List:Maria Storage Engine« Previous MessageNext Message »
From:Guilhem Bichot Date:October 13 2008 9:03pm
Subject:bzr commit into MySQL/Maria:mysql-maria branch (guilhem:2677) Bug#39210
View as plain text  
#At bzr+ssh://bk-internal.mysql.com/bzrroot/server/mysql-maria/

 2677 Guilhem Bichot	2008-10-13
      Fix for BUG#39210 "Maria deadlock in _ma_bitmap_wait_or_flush". It was actually a story of
      threads which nobody woke up (see comment of ma_blockrec.c). No testcase, this requires
      multiple threads and is automatically tested at push time by maria_stress.yy (pushbuild2).
modified:
  storage/maria/ma_bitmap.c
  storage/maria/ma_blockrec.c
  storage/maria/maria_def.h

per-file messages:
  storage/maria/ma_bitmap.c
    _ma_bitmap_wait_or_flush() didn't publish that it was waiting for bitmap to not
    be over-allocated (i.e. didn't modify bitmap->flush_all_requested) so nobody
    (_ma_bitmap_flushable(), _ma_bitmap_release_unused()) knew it had to wake it up => it stalled.

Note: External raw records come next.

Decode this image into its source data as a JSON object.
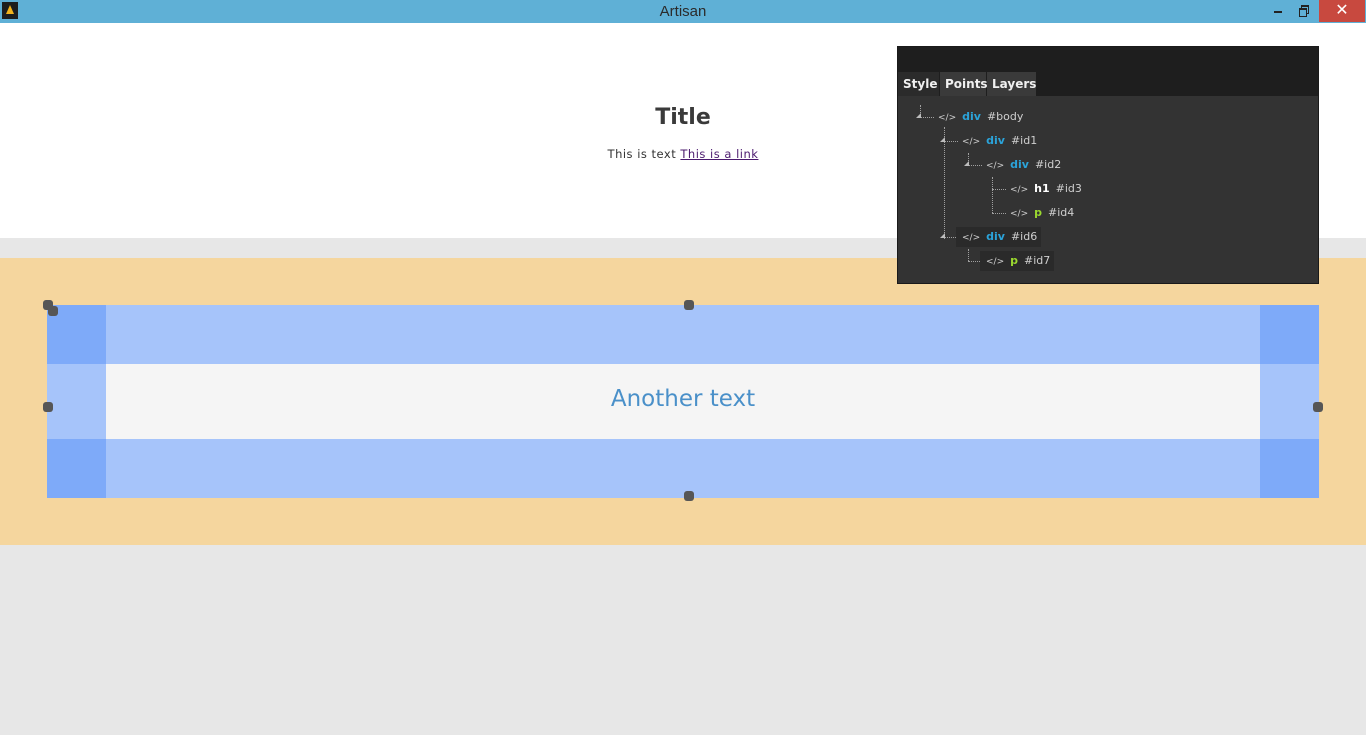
{
  "window": {
    "title": "Artisan",
    "close_glyph": "✕"
  },
  "canvas": {
    "title": "Title",
    "text": "This is text",
    "link": "This is a link",
    "selected_text": "Another text"
  },
  "panel": {
    "tabs": [
      "Style",
      "Points",
      "Layers"
    ],
    "tree": [
      {
        "tag": "div",
        "id": "#body"
      },
      {
        "tag": "div",
        "id": "#id1"
      },
      {
        "tag": "div",
        "id": "#id2"
      },
      {
        "tag": "h1",
        "id": "#id3"
      },
      {
        "tag": "p",
        "id": "#id4"
      },
      {
        "tag": "div",
        "id": "#id6"
      },
      {
        "tag": "p",
        "id": "#id7"
      }
    ],
    "code_icon": "</>"
  },
  "colors": {
    "titlebar": "#5fb0d6",
    "margin": "#f5d69e",
    "padding": "#a6c4fa",
    "content": "#f5f5f5",
    "accent_text": "#4a90c9",
    "panel_bg": "#333333"
  }
}
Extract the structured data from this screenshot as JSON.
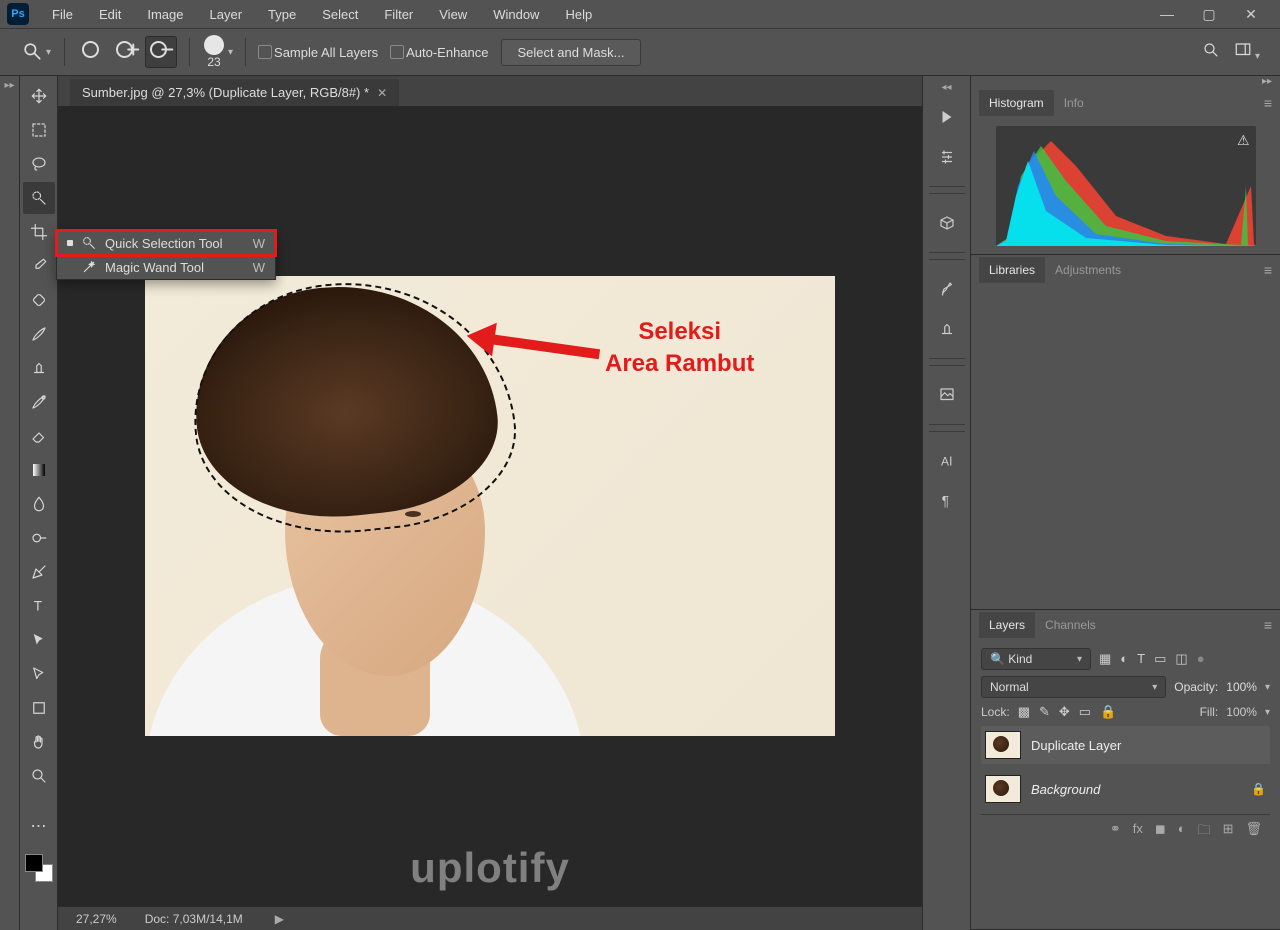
{
  "app": {
    "logo": "Ps"
  },
  "menu": {
    "items": [
      "File",
      "Edit",
      "Image",
      "Layer",
      "Type",
      "Select",
      "Filter",
      "View",
      "Window",
      "Help"
    ]
  },
  "options": {
    "brush_size": "23",
    "sample_all": "Sample All Layers",
    "auto_enhance": "Auto-Enhance",
    "select_mask": "Select and Mask..."
  },
  "document": {
    "tab_title": "Sumber.jpg @ 27,3% (Duplicate Layer, RGB/8#) *",
    "zoom": "27,27%",
    "doc_info": "Doc: 7,03M/14,1M"
  },
  "tool_flyout": {
    "items": [
      {
        "label": "Quick Selection Tool",
        "key": "W",
        "active": true
      },
      {
        "label": "Magic Wand Tool",
        "key": "W",
        "active": false
      }
    ]
  },
  "annotation": {
    "line1": "Seleksi",
    "line2": "Area Rambut"
  },
  "watermark": "uplotify",
  "panels": {
    "histogram": {
      "tabs": [
        "Histogram",
        "Info"
      ]
    },
    "libraries": {
      "tabs": [
        "Libraries",
        "Adjustments"
      ]
    },
    "layers": {
      "tabs": [
        "Layers",
        "Channels"
      ],
      "kind": "Kind",
      "blend": "Normal",
      "opacity_label": "Opacity:",
      "opacity_value": "100%",
      "lock_label": "Lock:",
      "fill_label": "Fill:",
      "fill_value": "100%",
      "items": [
        {
          "name": "Duplicate Layer",
          "locked": false,
          "italic": false
        },
        {
          "name": "Background",
          "locked": true,
          "italic": true
        }
      ]
    }
  }
}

    After fixing that, this still stalled sometimes, because there can be two concurrent
    threads waiting for the bitmap to not be over-allocated (full table scan and checkpoint) so
    bitmap->flush_all_requested must be a counter, not just a boolean.
    After fixing that, this still stalled sometimes, because _ma_bitmap_flushable(1)
    (going to over-allocate the bitmap) intentionally waits for those who are waiting
    for the bitmap to not be over-allocated: in return, those must wake up
    _ma_bitmap_flushable(1), but _ma_bitmap_wait_or_flush() didn't do so.
    After fixing that, a thread which unpins bitmap pages in _ma_bitmap_unpin_all() sometimes
    hit an assertion in the page cache which states that you can unpin/unlock only what
    *you* have pinned/locked. Fixed by changing the pagecache_unlock_by_link() call
    in _ma_bitmap_unpin_all().
    After fixing that, we hit BUG 39665 :)
  storage/maria/ma_blockrec.c
    split assertion in two, I see the second half fire (filed as BUG 39665)
  storage/maria/maria_def.h
    At one moment, there can be more than one thread waiting for the bitmap to not be over-allocated
    (table scan and checkpoint are those threads).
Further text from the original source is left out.